もし倒れたら、この子を守れる自信はなかった。
「預かってもらってもいいかな」
村長に事情を話すと、彼は快くうなずいてくれた。
「もちろん。あの馬も、おぬしが乗ってきた中で一番よく馴染んでおる。帰ってきたら迎えに来い」
「うん、ありがとう。ちゃんと戻ってくるから」
馬に最後の礼を言って、俺は荷を背負い直した。
草を踏む音が、自分の足から聞こえるのは久しぶりだった。
――そして、出会った。
小さな峠を越えた先の森の道端。
朝露の残る草むらの中、ひとりの少年が木陰に腰を下ろしていた。
……旅人、か?
その少年は、俺と同じくらいの年齢に見えた。
短めの金髪はどこか手入れが行き届いていて、装束は質素なのに上品な雰囲気が漂っていた。

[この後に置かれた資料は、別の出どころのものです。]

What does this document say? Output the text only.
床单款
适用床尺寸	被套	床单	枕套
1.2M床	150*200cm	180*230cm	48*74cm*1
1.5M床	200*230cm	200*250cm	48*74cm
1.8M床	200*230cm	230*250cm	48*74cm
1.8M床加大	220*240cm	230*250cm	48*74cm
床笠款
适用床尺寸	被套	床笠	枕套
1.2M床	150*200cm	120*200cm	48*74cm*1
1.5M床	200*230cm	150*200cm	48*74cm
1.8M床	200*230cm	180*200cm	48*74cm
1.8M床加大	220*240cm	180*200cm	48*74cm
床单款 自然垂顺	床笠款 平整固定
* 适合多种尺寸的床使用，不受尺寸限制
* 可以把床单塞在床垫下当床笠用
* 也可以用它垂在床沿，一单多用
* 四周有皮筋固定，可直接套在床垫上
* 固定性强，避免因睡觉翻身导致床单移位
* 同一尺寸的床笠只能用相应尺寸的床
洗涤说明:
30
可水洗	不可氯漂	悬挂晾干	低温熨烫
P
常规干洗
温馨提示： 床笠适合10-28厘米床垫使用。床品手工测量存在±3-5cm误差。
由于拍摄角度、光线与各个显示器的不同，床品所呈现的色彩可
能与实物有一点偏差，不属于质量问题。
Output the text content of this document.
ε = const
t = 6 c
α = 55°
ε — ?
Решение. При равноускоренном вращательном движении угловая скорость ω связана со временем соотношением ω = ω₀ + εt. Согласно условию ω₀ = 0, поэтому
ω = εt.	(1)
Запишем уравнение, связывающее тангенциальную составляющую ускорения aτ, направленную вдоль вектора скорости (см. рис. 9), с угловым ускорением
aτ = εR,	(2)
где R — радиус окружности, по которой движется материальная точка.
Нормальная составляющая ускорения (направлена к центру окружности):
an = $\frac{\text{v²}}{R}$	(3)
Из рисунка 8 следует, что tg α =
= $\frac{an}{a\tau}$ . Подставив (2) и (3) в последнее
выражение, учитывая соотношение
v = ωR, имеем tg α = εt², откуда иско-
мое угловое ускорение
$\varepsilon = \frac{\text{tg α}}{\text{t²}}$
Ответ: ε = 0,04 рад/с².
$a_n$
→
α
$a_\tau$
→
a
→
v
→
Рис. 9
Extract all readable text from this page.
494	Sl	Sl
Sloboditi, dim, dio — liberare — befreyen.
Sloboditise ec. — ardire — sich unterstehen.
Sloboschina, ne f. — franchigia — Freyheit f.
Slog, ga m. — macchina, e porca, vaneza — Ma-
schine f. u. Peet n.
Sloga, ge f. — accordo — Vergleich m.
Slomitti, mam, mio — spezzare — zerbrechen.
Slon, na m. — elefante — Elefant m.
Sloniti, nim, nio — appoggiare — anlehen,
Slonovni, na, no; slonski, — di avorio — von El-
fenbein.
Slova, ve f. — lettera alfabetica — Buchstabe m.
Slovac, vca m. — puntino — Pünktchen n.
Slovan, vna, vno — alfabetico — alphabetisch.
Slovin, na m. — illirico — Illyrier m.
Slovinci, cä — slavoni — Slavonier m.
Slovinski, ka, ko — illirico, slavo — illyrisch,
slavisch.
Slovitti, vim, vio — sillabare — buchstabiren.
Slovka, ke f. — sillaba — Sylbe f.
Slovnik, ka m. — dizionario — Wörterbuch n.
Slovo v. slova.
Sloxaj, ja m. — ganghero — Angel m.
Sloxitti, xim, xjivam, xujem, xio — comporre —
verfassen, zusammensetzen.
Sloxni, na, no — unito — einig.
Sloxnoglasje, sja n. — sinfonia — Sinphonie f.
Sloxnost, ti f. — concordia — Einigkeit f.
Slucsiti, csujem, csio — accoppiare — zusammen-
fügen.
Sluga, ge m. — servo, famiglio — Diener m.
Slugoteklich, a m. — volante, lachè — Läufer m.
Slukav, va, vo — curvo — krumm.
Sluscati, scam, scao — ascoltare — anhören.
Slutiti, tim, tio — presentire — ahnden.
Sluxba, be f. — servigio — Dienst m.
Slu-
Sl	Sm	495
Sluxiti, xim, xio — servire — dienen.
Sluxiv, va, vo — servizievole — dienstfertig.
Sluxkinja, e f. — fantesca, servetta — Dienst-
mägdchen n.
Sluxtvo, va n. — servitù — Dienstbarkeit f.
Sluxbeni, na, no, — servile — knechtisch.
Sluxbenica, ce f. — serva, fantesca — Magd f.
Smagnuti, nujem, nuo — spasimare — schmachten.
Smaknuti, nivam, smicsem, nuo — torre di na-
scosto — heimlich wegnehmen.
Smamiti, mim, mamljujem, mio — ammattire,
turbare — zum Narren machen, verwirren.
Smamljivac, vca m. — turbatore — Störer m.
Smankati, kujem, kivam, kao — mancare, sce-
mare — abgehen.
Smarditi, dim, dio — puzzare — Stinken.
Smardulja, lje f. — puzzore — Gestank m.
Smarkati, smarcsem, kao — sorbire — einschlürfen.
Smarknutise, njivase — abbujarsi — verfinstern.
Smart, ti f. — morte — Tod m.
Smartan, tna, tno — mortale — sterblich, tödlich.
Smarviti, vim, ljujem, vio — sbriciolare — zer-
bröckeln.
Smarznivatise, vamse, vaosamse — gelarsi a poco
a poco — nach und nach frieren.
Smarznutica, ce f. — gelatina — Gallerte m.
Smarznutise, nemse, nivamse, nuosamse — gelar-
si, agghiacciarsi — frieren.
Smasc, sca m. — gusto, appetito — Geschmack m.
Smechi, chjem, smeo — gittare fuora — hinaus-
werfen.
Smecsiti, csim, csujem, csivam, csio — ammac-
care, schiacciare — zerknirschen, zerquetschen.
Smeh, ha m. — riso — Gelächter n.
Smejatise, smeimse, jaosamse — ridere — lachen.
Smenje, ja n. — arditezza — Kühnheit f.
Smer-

背負った荷も重そうなのに、身のこなしにはどこか無駄がない。
――いや、それだけじゃない。
剣だ。腰に帯びた細剣のバランスと、歩いたあとの足運びの軽さ。
あれは“ちゃんと訓練を受けた人間”の動きだった。
見張りのように静かに目を動かしていた彼が、俺に気づいて顔を上げた。
「……あんた、旅人か?」
「うん。そっちこそ」
警戒している目つきだった。でも、剣に手をかける気配はなかった。
「……あんた、一人?」
「うん。今のところは、ね」
「同じだな」
ふっと、少年が目を細めて笑った。その顔が、なんだか不思議だった。
あたたかさも、寂しさも、両方あって。誰かを探してるような気配もして。
「一人旅って、思ったより面倒だよな。飯の用意も、地図の確認も、全部自分でやらなきゃいけない」
「慣れたら平気だよ。俺は一応、目的地があるから」
「ふーん、そうなんだ。俺もまあ、気まぐれだけど行く先は決めてる」
「……そう」
沈黙になった。でも、嫌な空気じゃなかった。
それに、変な話だけど――どこか似ていると、思った。
誰にも言えないことを胸に抱えていて、誰かの声が少しだけ欲しいような、そんな孤独。
「名前、聞いてもいい?」
俺が尋ねると、少年は少し間を置いてから口を開いた。
「……リオ」
「リオ。そっか。俺はルシアン」
「ルシアン? ふうん……なんか、やけに丁寧な話し方するな」
「え? あ、そうかな……」
しまった、少し王族口調が出てしまったかもしれない。
でも、リオはあまり気にしていないようだった。むしろ興味なさそうに笑った。
「まあいいや。俺、ひとり飯が飽きてたところなんだ。
一緒に食う? 今朝焼いた干し肉と、ちょっとだけパンがある」
「いいの? じゃあ……少しだけ」
俺は荷を下ろして、彼のそばに腰を下ろした。
草のにおいと、焚き火の残り香。風が静かに森を抜けていく。
言葉少ななまま、俺たちは朝のパンを分け合った。
不思議だった。何も話してないのに、なんとなく――落ち着いた。
この出会いが、あとでどれほど大きな意味を持つことになるのか。
このときの俺は、まだ知らなかった。
ただ、旅の始まりにしては、悪くない朝だった。